The significant breaches of today are executed by people infiltrating the organization, and attackers are doing this by assuming identities or abusing insider privileges.
There is a gap between the firewall (as the initial line of defense) and the data-centric analysis and alerts received by the security team (the organization’s last line of defense). Tracking user activity, especially connections between suspicious behaviors and privileged users, would allow organizations to close this gap.
Knowledge and understanding of identity has the ability to cut through the overwhelming event noise and explosion of data that continues by all accounts to render security organizations blind and unable to respond to real threats or even detect if they are under attack.
It is time to incorporate identity into the organization’s overall security and, more specifically, breach prevention strategy. We have to stop accepting a gap approach to security, which is usually focused on data and devices rather than people. In light of the nascent perimeter-less world, identity will increasingly be the primary factor that matters to the security team.
Identity data is pervasive, yet typically absent from the security world view. For security organizations, our corporate identity – the personal identity elements we bring to our corporate environment – and our behavior, are aggregate details essential in building a picture of what is happening within – and beyond – the corporate perimeter, offering deep context to inform the security team on the appropriate response to potential threats and real attacks.
The critical piece in this approach is the security organization’s ability and capacity to understand the full scope of identity – who the person really is behind any given device, and whether they are behaving abnormally. This is particularly helpful when identifying attackers that have managed to acquire privileged user credentials.
Yet, this raises a fundamental, but non-trivial challenge. How can you know what is normal behavior, particularly at large scale?

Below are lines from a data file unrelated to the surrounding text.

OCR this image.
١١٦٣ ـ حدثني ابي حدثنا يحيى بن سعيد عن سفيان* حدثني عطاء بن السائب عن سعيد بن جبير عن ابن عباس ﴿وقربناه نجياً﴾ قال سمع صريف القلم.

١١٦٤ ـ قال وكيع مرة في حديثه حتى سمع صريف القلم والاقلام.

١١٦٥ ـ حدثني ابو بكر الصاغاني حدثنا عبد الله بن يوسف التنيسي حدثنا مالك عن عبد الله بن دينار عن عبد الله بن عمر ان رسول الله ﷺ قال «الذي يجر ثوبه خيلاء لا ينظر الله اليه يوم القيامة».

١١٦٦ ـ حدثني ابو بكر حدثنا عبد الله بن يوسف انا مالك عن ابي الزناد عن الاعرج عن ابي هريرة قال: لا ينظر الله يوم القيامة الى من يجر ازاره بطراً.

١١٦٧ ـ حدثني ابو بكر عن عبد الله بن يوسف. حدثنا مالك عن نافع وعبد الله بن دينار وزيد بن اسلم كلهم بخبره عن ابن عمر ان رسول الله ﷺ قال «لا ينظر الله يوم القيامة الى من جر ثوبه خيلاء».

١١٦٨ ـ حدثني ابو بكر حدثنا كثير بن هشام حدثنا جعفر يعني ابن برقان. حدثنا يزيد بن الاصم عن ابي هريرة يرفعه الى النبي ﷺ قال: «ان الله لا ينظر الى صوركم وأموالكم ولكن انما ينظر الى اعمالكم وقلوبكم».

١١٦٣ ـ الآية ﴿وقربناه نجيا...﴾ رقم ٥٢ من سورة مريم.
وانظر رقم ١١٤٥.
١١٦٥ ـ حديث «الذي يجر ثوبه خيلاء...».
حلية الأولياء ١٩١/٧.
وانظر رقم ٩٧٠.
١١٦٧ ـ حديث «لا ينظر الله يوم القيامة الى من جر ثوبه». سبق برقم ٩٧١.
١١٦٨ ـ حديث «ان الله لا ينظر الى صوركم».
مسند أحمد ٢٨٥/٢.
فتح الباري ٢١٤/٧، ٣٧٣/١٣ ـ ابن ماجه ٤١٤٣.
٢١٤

Identifying normal behavior
One way to reduce the scope is to focus on the highest risk identities first. If you accept that the greatest risk comes from people inside your organization that can access sensitive information – privileged users – including non-human accounts that may be privileged, then the correct steps are as follows:
1) Reduce the number of privileged users/identities and accounts.
2) Limit the privileges any one user has, to systems and applications necessary to do their job.
3) Integrate the identities of privileged users into security and risk monitoring to spot behavior that may indicate a breach.
The first two steps are really classic identity and access management, although many organizations still struggle with these basics. The easy example is the industry’s current favorite punching bag, the NSA.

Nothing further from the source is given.